Last year I had a project that required me to redirect over 50,000 URLs from an old website to a new website. This was one heck of a project, but having all those links disappear from Google simple was not an option (the company relies pretty heavily on Google for their revenue).
One thing that I noticed was that on the old website, a page could have multiple URLs. Some pages had 2 URL’s but some had up to 7 or 8. This prospect meant that I was going to have to create well over 100,000 redirects in my .htaccess file. Luckily the URLs, while they were different, they had a matching pattern to them.
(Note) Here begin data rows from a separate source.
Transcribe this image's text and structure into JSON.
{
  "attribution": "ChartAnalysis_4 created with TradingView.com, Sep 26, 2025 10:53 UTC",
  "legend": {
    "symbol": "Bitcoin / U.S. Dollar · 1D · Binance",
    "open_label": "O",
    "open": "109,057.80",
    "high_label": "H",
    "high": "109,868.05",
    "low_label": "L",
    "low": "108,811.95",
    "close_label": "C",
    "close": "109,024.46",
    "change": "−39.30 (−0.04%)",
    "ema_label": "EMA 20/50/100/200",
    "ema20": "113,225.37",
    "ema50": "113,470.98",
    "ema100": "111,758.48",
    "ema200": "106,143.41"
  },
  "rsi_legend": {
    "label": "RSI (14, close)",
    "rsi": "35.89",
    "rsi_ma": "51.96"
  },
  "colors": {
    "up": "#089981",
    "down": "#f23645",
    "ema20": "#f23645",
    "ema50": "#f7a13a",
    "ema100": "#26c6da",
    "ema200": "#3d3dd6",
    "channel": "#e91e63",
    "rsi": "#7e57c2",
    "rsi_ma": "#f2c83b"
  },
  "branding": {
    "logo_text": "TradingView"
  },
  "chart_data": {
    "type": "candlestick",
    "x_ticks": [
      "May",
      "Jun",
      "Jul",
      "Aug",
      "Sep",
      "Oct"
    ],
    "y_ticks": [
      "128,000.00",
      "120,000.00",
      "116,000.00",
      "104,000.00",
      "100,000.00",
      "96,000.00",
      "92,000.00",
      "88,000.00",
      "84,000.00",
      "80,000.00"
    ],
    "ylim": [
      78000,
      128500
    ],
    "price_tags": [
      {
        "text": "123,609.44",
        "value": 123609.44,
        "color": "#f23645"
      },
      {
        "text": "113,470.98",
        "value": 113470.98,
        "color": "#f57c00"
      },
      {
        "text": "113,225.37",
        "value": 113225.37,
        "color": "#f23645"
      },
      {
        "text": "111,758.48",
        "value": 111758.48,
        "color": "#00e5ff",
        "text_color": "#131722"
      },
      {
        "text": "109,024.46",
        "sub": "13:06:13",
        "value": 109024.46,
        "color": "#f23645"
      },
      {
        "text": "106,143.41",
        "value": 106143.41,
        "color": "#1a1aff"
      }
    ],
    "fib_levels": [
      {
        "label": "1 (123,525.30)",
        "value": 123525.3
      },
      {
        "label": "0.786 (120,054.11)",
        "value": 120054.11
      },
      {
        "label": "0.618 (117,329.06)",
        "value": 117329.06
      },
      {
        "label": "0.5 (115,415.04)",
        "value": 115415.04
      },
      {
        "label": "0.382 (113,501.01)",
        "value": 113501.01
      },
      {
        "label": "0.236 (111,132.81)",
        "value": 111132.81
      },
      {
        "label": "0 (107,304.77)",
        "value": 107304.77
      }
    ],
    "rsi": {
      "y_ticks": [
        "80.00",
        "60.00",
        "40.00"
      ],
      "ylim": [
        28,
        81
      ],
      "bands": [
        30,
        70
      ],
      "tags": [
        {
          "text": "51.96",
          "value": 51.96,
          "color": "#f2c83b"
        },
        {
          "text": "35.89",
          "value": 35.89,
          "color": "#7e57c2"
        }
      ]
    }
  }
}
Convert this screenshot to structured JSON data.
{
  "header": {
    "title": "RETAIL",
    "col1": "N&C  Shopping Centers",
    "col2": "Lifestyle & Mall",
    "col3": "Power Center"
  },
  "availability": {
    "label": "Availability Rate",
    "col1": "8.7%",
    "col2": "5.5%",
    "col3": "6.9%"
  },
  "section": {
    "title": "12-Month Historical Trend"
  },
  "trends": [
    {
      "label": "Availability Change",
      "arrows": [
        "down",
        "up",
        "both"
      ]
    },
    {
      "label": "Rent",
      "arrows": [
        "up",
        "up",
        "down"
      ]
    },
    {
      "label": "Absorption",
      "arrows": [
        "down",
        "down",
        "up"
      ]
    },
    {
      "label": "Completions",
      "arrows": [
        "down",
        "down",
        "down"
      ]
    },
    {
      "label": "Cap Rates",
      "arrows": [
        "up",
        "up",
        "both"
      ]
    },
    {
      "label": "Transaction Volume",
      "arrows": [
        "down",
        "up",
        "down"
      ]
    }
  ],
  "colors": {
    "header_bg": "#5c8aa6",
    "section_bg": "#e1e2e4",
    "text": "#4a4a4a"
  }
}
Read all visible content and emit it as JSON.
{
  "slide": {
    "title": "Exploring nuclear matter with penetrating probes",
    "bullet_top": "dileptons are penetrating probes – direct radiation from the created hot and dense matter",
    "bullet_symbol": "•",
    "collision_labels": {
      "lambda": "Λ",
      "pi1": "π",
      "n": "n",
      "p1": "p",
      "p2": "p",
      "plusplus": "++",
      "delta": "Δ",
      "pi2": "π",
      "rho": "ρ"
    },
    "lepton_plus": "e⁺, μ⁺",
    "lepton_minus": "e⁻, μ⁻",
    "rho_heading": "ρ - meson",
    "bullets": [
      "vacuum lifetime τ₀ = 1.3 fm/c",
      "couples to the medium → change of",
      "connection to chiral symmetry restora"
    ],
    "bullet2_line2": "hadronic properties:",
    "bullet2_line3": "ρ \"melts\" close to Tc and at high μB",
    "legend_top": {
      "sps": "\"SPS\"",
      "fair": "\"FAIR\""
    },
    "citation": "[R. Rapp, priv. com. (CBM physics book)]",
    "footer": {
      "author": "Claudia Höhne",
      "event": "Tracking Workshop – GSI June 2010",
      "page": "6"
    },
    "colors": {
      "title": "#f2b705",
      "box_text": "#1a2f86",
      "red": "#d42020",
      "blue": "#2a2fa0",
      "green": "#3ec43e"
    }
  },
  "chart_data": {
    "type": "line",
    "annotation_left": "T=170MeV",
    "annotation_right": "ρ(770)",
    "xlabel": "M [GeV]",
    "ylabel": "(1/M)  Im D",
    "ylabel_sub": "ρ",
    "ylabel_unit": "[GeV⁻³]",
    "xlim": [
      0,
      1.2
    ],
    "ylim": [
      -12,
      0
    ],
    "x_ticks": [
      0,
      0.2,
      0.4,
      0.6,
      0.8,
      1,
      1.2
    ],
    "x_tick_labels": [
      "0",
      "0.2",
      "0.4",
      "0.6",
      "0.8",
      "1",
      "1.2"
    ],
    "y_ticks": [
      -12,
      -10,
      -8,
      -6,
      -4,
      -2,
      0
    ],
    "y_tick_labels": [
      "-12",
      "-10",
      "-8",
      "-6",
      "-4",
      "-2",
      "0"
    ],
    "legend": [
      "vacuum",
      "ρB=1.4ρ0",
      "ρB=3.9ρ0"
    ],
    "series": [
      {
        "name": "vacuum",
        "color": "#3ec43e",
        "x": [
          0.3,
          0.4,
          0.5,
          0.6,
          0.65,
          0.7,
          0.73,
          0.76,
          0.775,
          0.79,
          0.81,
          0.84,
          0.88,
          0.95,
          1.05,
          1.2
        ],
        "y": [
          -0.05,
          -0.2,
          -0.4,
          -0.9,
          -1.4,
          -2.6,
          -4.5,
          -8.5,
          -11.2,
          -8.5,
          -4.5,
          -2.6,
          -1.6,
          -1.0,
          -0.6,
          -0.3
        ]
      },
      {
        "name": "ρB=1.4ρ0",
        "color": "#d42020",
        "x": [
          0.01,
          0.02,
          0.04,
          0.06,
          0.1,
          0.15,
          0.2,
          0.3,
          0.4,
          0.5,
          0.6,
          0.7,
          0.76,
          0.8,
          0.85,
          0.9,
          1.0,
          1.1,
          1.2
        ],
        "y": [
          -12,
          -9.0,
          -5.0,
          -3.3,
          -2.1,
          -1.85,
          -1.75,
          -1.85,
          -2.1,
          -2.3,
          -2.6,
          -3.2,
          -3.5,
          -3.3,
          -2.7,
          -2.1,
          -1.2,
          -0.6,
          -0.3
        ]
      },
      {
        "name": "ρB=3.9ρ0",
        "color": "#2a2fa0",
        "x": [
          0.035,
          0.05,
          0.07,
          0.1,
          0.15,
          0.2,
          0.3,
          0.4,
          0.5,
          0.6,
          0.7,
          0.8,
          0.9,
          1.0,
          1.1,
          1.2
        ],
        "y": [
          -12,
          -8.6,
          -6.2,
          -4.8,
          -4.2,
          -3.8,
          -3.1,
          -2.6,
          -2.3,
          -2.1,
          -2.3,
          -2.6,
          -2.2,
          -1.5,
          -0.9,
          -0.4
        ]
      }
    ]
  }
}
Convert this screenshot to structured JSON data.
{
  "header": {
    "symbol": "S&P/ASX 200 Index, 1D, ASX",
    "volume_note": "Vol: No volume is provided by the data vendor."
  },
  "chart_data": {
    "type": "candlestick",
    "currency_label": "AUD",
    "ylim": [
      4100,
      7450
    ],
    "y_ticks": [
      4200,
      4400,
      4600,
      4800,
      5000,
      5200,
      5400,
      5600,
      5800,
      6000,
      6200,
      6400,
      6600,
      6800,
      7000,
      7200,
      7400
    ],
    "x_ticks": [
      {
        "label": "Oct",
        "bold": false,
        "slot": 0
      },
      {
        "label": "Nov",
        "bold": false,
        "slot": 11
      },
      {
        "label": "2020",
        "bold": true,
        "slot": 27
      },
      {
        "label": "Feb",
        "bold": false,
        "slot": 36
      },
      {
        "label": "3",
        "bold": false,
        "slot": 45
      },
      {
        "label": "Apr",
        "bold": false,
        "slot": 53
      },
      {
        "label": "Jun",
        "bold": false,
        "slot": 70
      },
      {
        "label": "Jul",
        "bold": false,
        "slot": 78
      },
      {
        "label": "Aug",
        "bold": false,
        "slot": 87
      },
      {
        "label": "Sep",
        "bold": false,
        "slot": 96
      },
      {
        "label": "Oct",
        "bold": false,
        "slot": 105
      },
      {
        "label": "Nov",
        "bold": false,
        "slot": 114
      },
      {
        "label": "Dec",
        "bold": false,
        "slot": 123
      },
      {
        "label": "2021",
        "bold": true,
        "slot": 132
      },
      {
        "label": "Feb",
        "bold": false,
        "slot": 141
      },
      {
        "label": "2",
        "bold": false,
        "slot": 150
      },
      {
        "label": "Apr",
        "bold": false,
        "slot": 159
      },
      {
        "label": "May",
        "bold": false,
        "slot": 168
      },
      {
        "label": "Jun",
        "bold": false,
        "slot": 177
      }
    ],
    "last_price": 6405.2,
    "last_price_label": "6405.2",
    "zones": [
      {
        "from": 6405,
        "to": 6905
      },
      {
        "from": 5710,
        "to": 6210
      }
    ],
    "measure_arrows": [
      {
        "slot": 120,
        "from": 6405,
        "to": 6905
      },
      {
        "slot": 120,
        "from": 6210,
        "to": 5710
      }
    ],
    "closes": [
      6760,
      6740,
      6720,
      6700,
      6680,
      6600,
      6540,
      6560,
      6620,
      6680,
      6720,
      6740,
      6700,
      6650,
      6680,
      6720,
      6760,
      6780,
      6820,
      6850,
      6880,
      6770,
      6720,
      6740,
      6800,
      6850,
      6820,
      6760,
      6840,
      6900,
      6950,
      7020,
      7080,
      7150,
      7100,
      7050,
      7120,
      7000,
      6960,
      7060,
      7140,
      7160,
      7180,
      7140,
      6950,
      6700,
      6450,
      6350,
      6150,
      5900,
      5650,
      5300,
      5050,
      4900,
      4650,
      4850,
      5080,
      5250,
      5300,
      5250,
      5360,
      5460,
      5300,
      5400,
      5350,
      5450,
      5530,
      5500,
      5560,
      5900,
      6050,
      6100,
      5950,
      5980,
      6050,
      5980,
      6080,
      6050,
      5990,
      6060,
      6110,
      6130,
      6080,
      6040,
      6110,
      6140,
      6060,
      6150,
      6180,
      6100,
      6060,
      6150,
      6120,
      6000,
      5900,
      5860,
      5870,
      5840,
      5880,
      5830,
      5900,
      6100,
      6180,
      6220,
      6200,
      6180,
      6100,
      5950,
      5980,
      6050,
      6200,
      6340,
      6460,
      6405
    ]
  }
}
The URLs looked something like this:
http://mydomain.com/products/23/46/11023/the-first-product-name.html http://mydomain.com/products/22/46/11023/the-first-product-renamed.html http://mydomain.com/products/22/56/11023/i-changed-this-product-name-yet-again.html
You will notice that these URLs all have the number 11023 in the exact same spot in the URL while just about any other thing about the URL is different. Now usually I would have written three 301 redirects for these that would have looked something like this:
redirect 301 /products/23/46/11023/the-first-product-name.html http://mynewdomain.com/my-new-url.html redirect 301 /products/22/46/11023/the-first-product-renamed.html http://mynewdomain.com/my-new-url.html redirect 301 /products/22/56/11023/i-changed-this-product-name-yet-again.html http://mynewdomain.com/my-new-url.html
This isn’t bad when you have only a few URL’s, but remember we have 50,000 more of these. We are also trying to make sure that we cover the highest amount of URLs possible (we are trying to make sure the company does not fall out of favor with Google) so we really should handle ALL possible situations. What we can use is a something called RedirectMatch. It gives you the ability to use regular expressions in your 301 redirect entries. So now we can create a single line that looks like this:
RedirectMatch 301 /products/(.*)/(.*)/11023/(.*)\.html http://mynewdomain.com/my-new-url.html
Now all three listed old URLs will redirect to the proper new page, as will any other URL that comes to the website that matches this pattern. Now one downside to using this method is that this takes up more time for Apache to check the incoming URL to find a redirect. You will notice that all these URLs were in a products directory. So what we can do is put all these redirects inside an .htaccess file in the products directory on the web server so only requests that are referencing the products will have this small lag.